Law School Announces Two-Year, Accelerated Degree Program
Applications Begin Oct. 1 for First Such Program in Pacific Northwest
Gonzaga News Service
SPOKANE, Wash. — Innovating to address the challenges of legal education, Gonzaga University School of Law will become the first Pacific Northwest school to offer a Juris Doctor degree in two calendar years. Gonzaga opens applications Oct. 1 for students to begin — in fall 2014 — its two-year program or traditional three-year sequence.
Problems with the nation's legal education system are the subject of a draft report and recommendations from the American Bar Association Task Force on the Future of Legal Education. The report, released Sept. 20 for public comment, recommends a variety of changes to a system the panel notes is suffering from sharp enrollment declines, rising tuition and student debt, and "dramatic changes, possibly structural" in the legal job market.
"These have resulted in real economic stresses on law schools, damage to career and economic prospects of many recent graduates, and diminished public confidence in the system of legal education," the report notes, adding the current system of financing legal education must be "re-engineered." The panel recommends the ABA repeal or liberalize accreditation requirements to let law schools more creatively restructure programs, cut costs, and offer students more options.
Gonzaga Law's new two-year path toward a J.D. degree models innovation within existing ABA accreditation standards.

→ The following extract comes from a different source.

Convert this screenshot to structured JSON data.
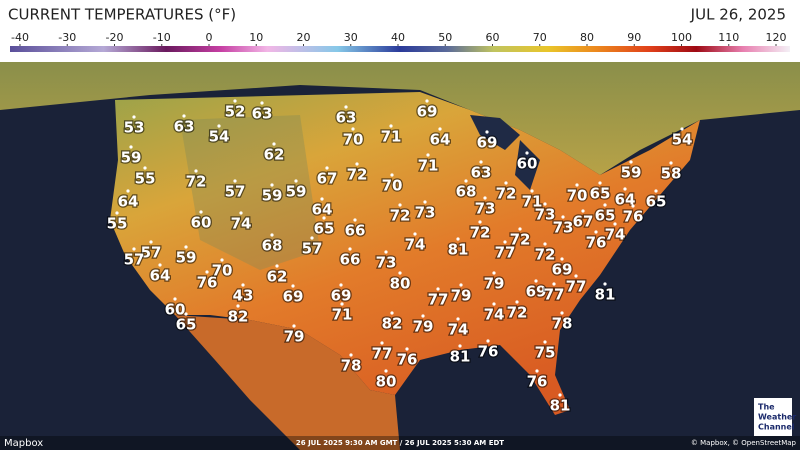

"Our new accelerated program provides motivated students with the option to complete their legal degree in only two years, with exceptional experiential and practice preparation requirements," said Jane Korn, dean of Gonzaga School of Law. "This provides an extra year of opportunity for students. Practice-ready law graduates are not a fantasy — Gonzaga Law has been graduating practice-ready lawyers for years, and this program will speed the process without sacrificing educational quality."
President Barack Obama joined in the debate recently, suggesting U.S. legal curricula should take two years, not three. Dean Korn agrees that a two-year law degree could work for some, highly motivated students who will have virtually no break. The ABA accredits law schools, and currently requires 58,000 minutes of instruction for a J.D. degree. Dean Korn believes the three-year program will remain unless the ABA significantly liberalizes its accreditation requirements.
"I have been in legal education for over 25 years and I do not think it is possible to have someone learn the theory of the law, the doctrine of the law, and also develop the practical skills that are deemed necessary in today's law practice in two traditional (nine-month) academic years," Dean Korn noted.
Gonzaga Law's Accelerated J.D. program has three terms per calendar year. To address the concern that students in accelerated programs have as much opportunity for internships and externships, Gonzaga's new two-year program requires 12 credits of experiential learning and allows for up to 15 credits of this practical, hands-on training. Also, the two-year program requires four semesters of legal research and writing — double that of many law schools.
"It is the responsibility of law schools to find solutions for the challenges of legal education," Dean Korn said "While it would be irresponsible to cut the education students receive, it would be equally imprudent to fail to adapt to the changing needs of the legal industry and law students."
The ABA report does not directly address President Obama's recent suggestion for a two-year curriculum. However, Task Force Chair Randall T. Shepard, former chief justice of the Indiana Supreme Court, called the proposal for two years "plausible enough that it's worth examining," according to the Wall Street Journal's Sept. 20 Law Blog.